It is long-established practice in New Zealand and around the world for retentions to be held under construction contracts to ensure that – if there are defective works – the head contractor or principal is able to recover the cost of fixing those defects.
But after the Mainzeal collapse – in which the former property and construction company was placed into liquidation on 28 February 2013 with their subcontractor’s retentions being confined as unsecured debt – changes were deemed as necessary to protect payment of retentions to principals.
As such, the Government introduced a supplementary order paper (SOP) in Parliament to make substantive changes to protect retentions by requiring them to be held on trust for their rightful owner.
The proposed changes
A new subpart 2A to the Construction Contracts Act 2002 (CCA) was proposed to provide that a party to a commercial construction contract that holds retention funds must hold it on trust for the benefit of the party from whom it is deducted. Initial proposals only applied to retentions from subcontractors; however, the amendments now apply to all retention funds, including those retained by the principal from the head contractor.
Key points of the amendments
1) Retention funds do not need to be put into a separate bank account or lawyer’s trust account. Instead, the retention funds are deemed to be held on trust in the relevant contractor’s bank account. This means that on insolvency of the party holding the retention, the retention will be protected and not be used to meet other preferential creditors’ claims.
2) A party holding retention funds must be transparent in the reporting of funds held as retentions. This includes keeping proper accounting records of all retention funds held and making those records available for inspection at reasonable times and without charge.
3) Retention funds can only be used to rectify contractor or subcontractor defects, and would not be available to be used as cash flow or for payments of debts of any other creditors. The SOP also allows for penalty interest (at a rate prescribed by regulations) to be applied to late repayment of retention funds, unless otherwise agreed under the contract.
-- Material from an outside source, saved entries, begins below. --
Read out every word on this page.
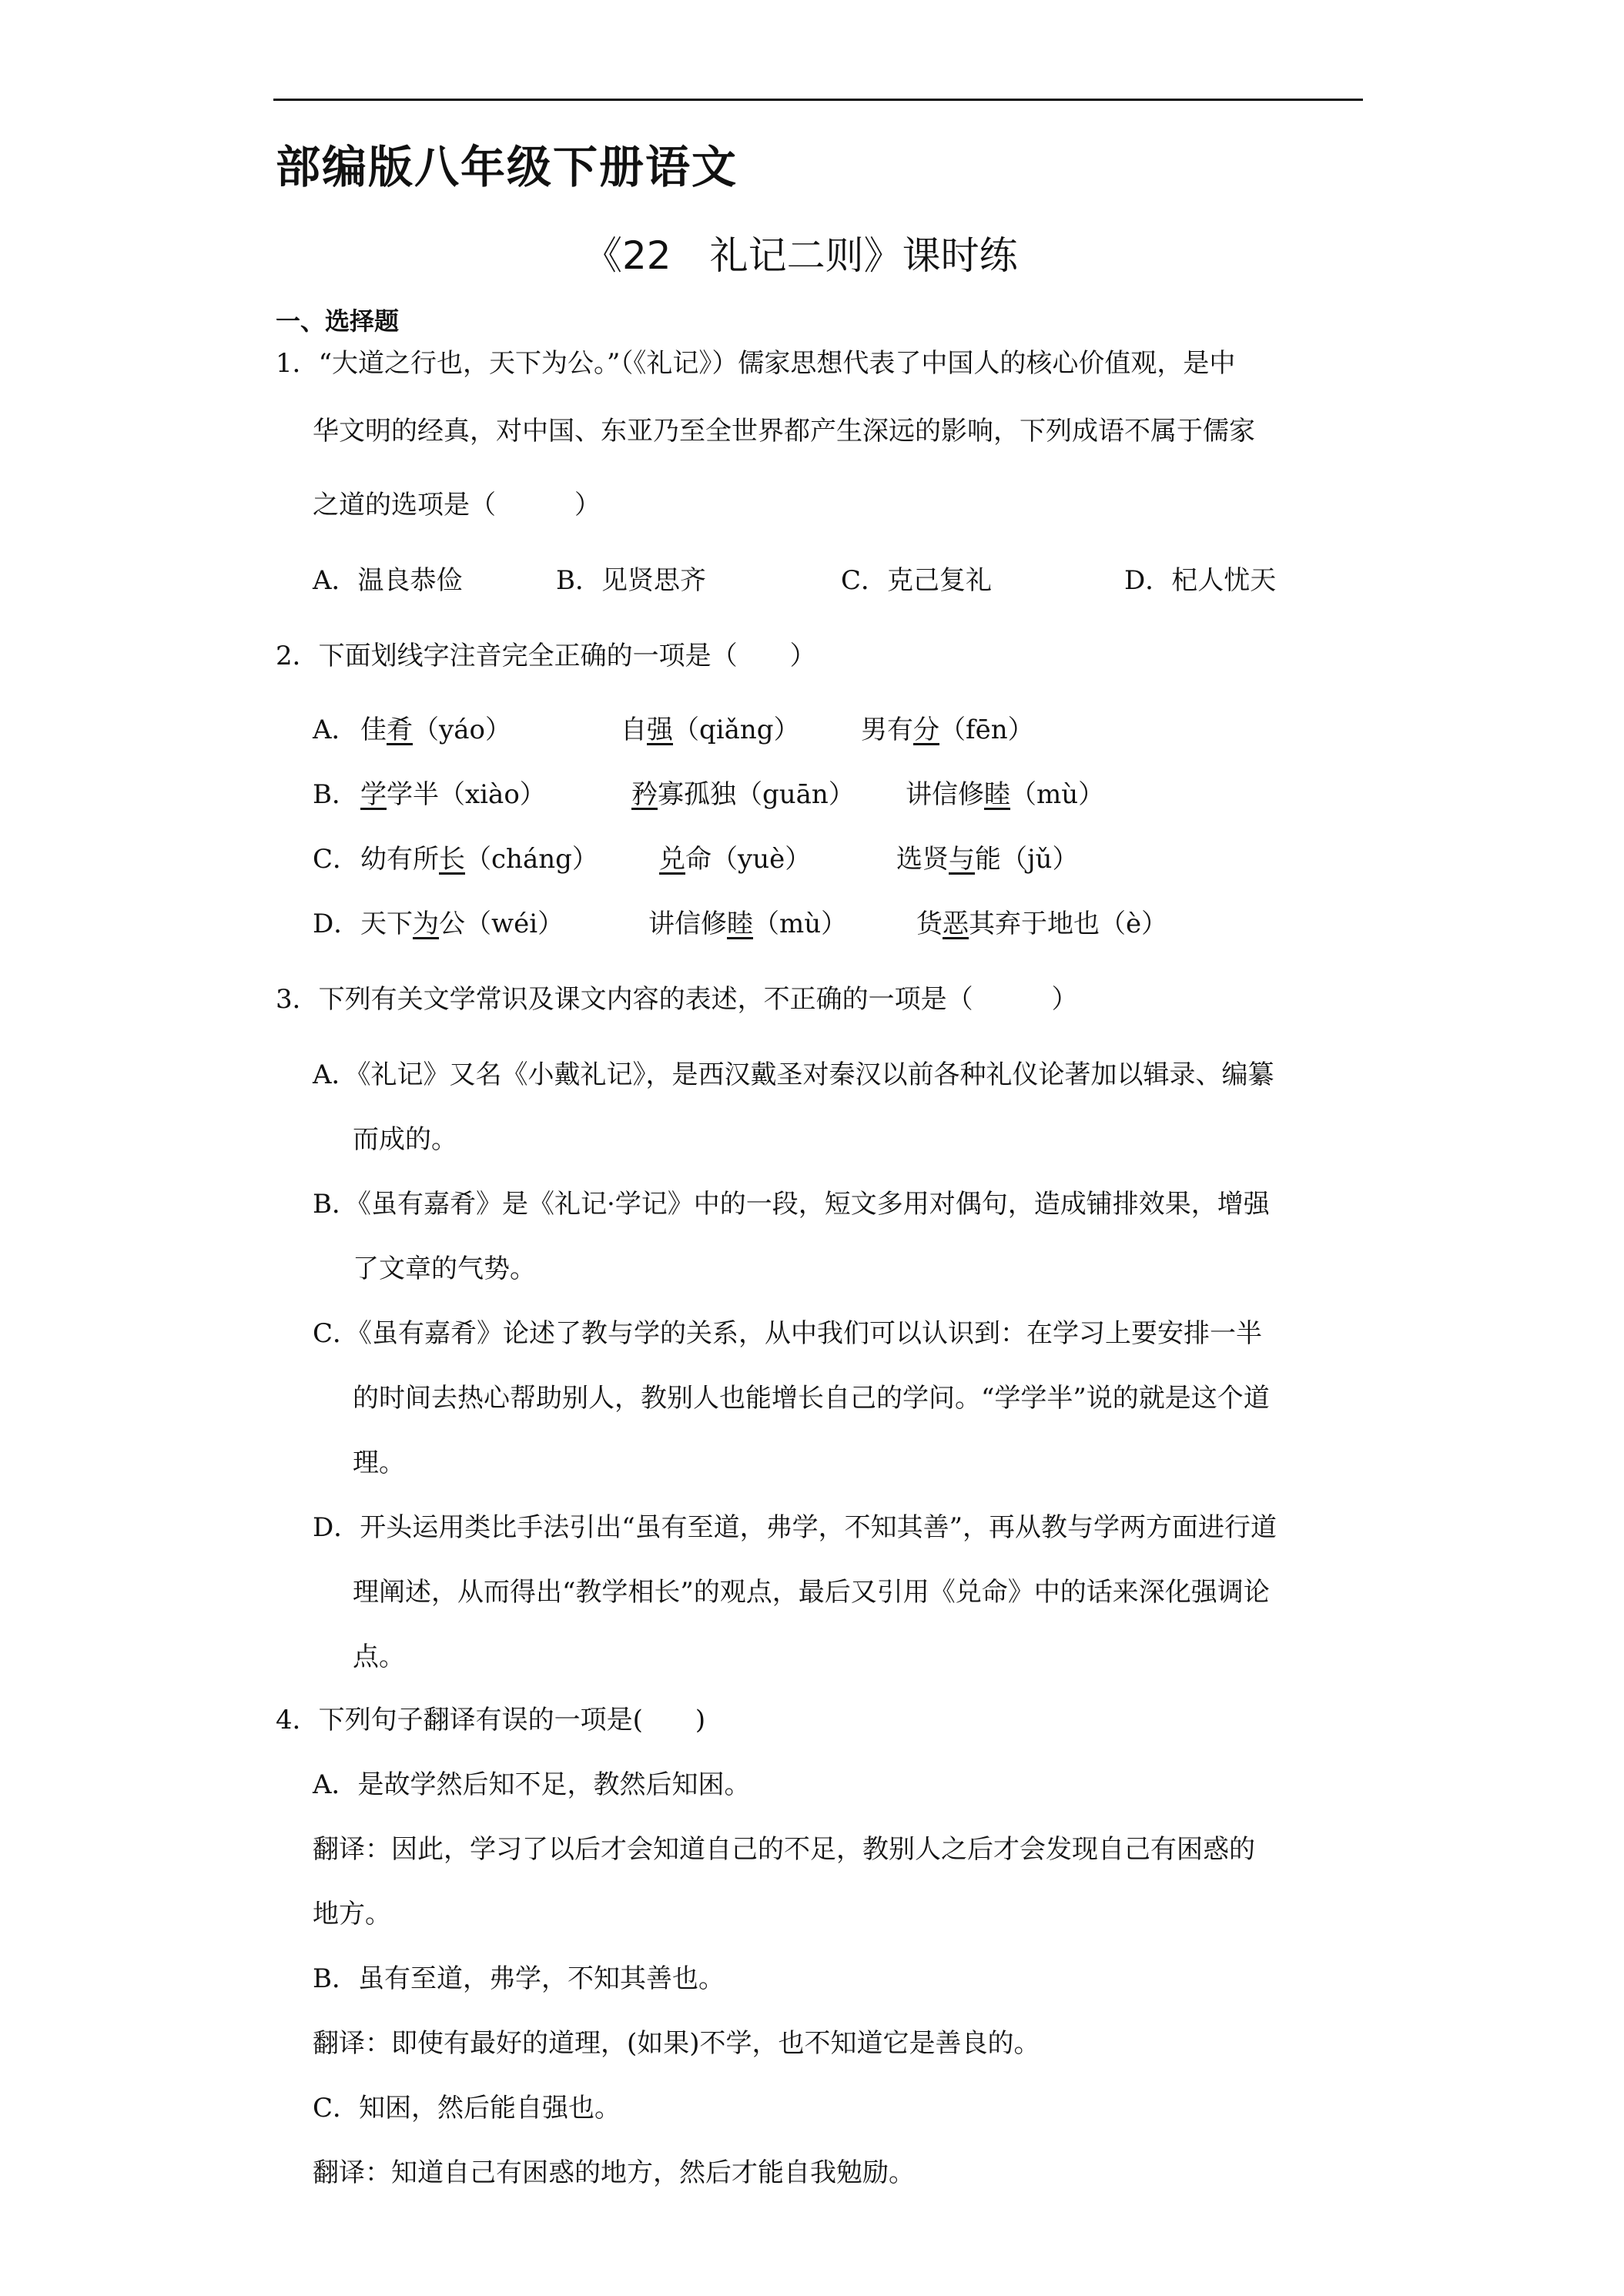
部编版八年级下册语文
《22　礼记二则》课时练
一、选择题
1．“大道之行也，天下为公。”（《礼记》）儒家思想代表了中国人的核心价值观，是中
华文明的经真，对中国、东亚乃至全世界都产生深远的影响，下列成语不属于儒家
之道的选项是（　　　）
A．温良恭俭	B．见贤思齐	C．克己复礼	D．杞人忧天
2．下面划线字注音完全正确的一项是（　　）
A． 佳肴（yáo）	自强（qiǎng） 男有分（fēn）
B． 学学半（xiào）	矜寡孤独（guān） 讲信修睦（mù）
C． 幼有所长（cháng） 兑命（yuè）	选贤与能（jǔ）
D． 天下为公（wéi）	讲信修睦（mù）	货恶其弃于地也（è）
3．下列有关文学常识及课文内容的表述，不正确的一项是（　　　）
A．《礼记》又名《小戴礼记》，是西汉戴圣对秦汉以前各种礼仪论著加以辑录、编纂
而成的。
B．《虽有嘉肴》是《礼记·学记》中的一段，短文多用对偶句，造成铺排效果，增强
了文章的气势。
C．《虽有嘉肴》论述了教与学的关系，从中我们可以认识到：在学习上要安排一半
的时间去热心帮助别人，教别人也能增长自己的学问。“学学半”说的就是这个道
理。
D．开头运用类比手法引出“虽有至道，弗学，不知其善”，再从教与学两方面进行道
理阐述，从而得出“教学相长”的观点，最后又引用《兑命》中的话来深化强调论
点。
4．下列句子翻译有误的一项是(　　)
A．是故学然后知不足，教然后知困。
翻译：因此，学习了以后才会知道自己的不足，教别人之后才会发现自己有困惑的
地方。
B．虽有至道，弗学，不知其善也。
翻译：即使有最好的道理，(如果)不学，也不知道它是善良的。
C．知困，然后能自强也。
翻译：知道自己有困惑的地方，然后才能自我勉励。
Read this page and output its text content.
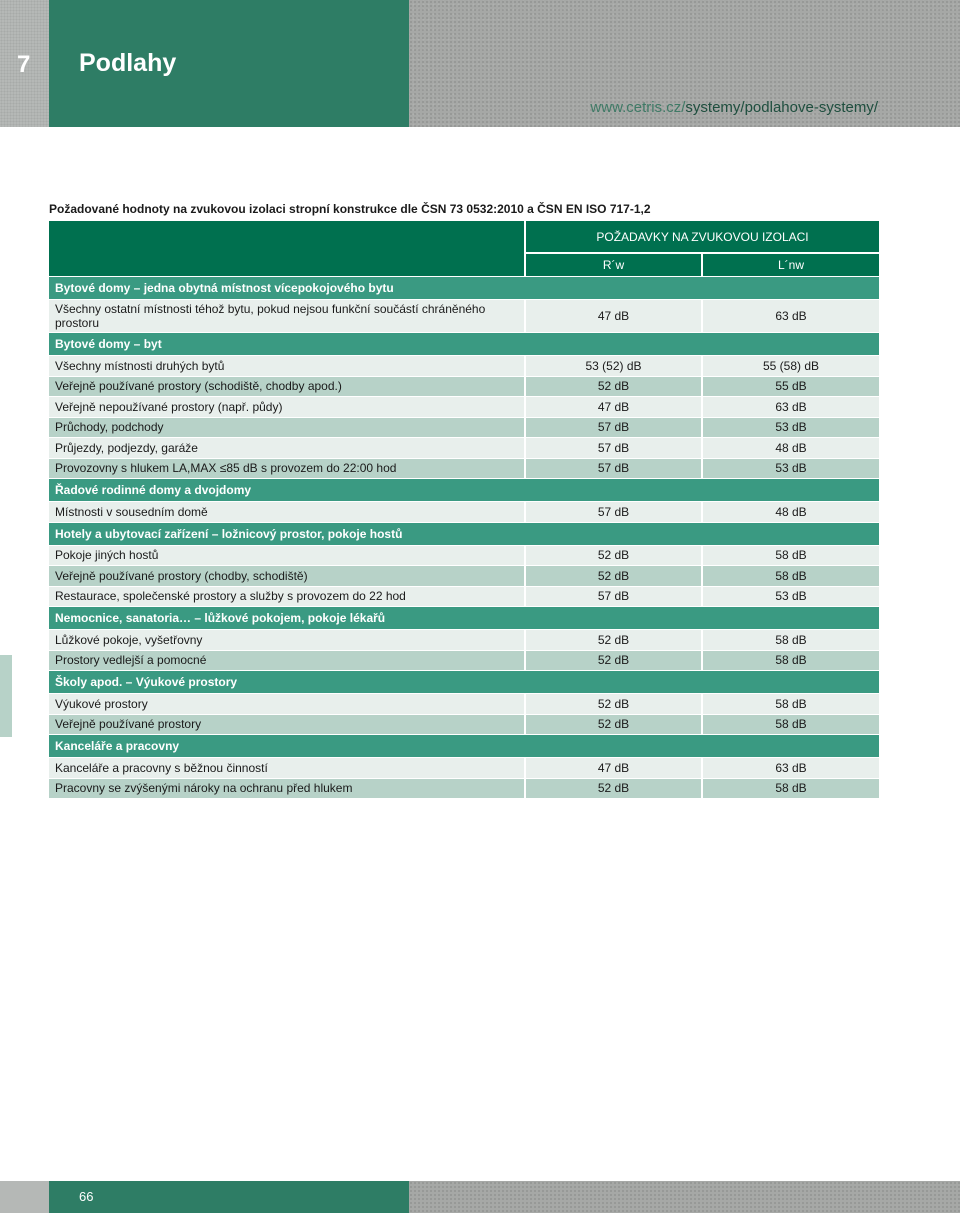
7 Podlahy
www.cetris.cz/systemy/podlahove-systemy/
Požadované hodnoty na zvukovou izolaci stropní konstrukce dle ČSN 73 0532:2010 a ČSN EN ISO 717-1,2
POŽADAVKY NA ZVUKOVOU IZOLACI
R´w	L´nw
Bytové domy – jedna obytná místnost vícepokojového bytu
Všechny ostatní místnosti téhož bytu, pokud nejsou funkční součástí chráněného prostoru	47 dB	63 dB
Bytové domy – byt
Všechny místnosti druhých bytů	53 (52) dB	55 (58) dB
Veřejně používané prostory (schodiště, chodby apod.)	52 dB	55 dB
Veřejně nepoužívané prostory (např. půdy)	47 dB	63 dB
Průchody, podchody	57 dB	53 dB
Průjezdy, podjezdy, garáže	57 dB	48 dB
Provozovny s hlukem LA,MAX ≤85 dB s provozem do 22:00 hod	57 dB	53 dB
Řadové rodinné domy a dvojdomy
Místnosti v sousedním domě	57 dB	48 dB
Hotely a ubytovací zařízení – ložnicový prostor, pokoje hostů
Pokoje jiných hostů	52 dB	58 dB
Veřejně používané prostory (chodby, schodiště)	52 dB	58 dB
Restaurace, společenské prostory a služby s provozem do 22 hod	57 dB	53 dB
Nemocnice, sanatoria… – lůžkové pokojem, pokoje lékařů
Lůžkové pokoje, vyšetřovny	52 dB	58 dB
Prostory vedlejší a pomocné	52 dB	58 dB
Školy apod. – Výukové prostory
Výukové prostory	52 dB	58 dB
Veřejně používané prostory	52 dB	58 dB
Kanceláře a pracovny
Kanceláře a pracovny s běžnou činností	47 dB	63 dB
Pracovny se zvýšenými nároky na ochranu před hlukem	52 dB	58 dB
66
4) Retention funds can be invested in accordance with the Trustee Act 1956, but if there is a loss on investment, then the party holding the retention must cover those losses. Any increase through the investment and interest payable may be retained by the holder of the retention funds.
5) The holder of retentions cannot amend its construction contract to avoid compliance with the new provisions, or include provisions designed to delay payment of retention funds. In addition, repayment of retention funds cannot be made conditional on anything other than the performance of the other party’s obligations under the contract.
6) The new regime will only apply to commercial construction contracts where the amount of retention funds is more than the de minimis amount (an amount deemed so small that the protections are not required). This amount has not yet been prescribed by regulations.
Timeline for the new Act
The Construction Contracts Amendment Act 2015 amends the Construction Contracts Act 2002 (the Act) so that:
1) From 1 December 2015, residential and commercial construction contracts are treated the same under the Act, and adjudication and enforcement processes are improved.
2) From 1 September 2016, design, engineering and quantity surveying work is included in the Act.
3) From 31 March 2017, retention funds withheld under commercial construction contracts must be held on trust.
How the Act applies to your contract
According to Building Performance – the New Zealand Government’s guide to the business sector – the Act provides you with default payment provisions and bans the use of ‘pay when paid’. The Act also provides fast-track adjudication of disputes about your contract, along with ways to enforce payment.
1) You can make payments in two ways under the Act:over several instalments (known as ‘progress payments’) as a single payment.
2) You should make the payment obligations clear in your contract. If you don’t, default provisions of the Act will apply, which provide for monthly progress payments.
3) You can make a payment claim for any amount you believe is due under the contract. You must include a notice (Form 1) with all payment claims you make. The notice outlines: the processes for responding to the payment claim the consequences of not responding to or paying a claimed or scheduled amount.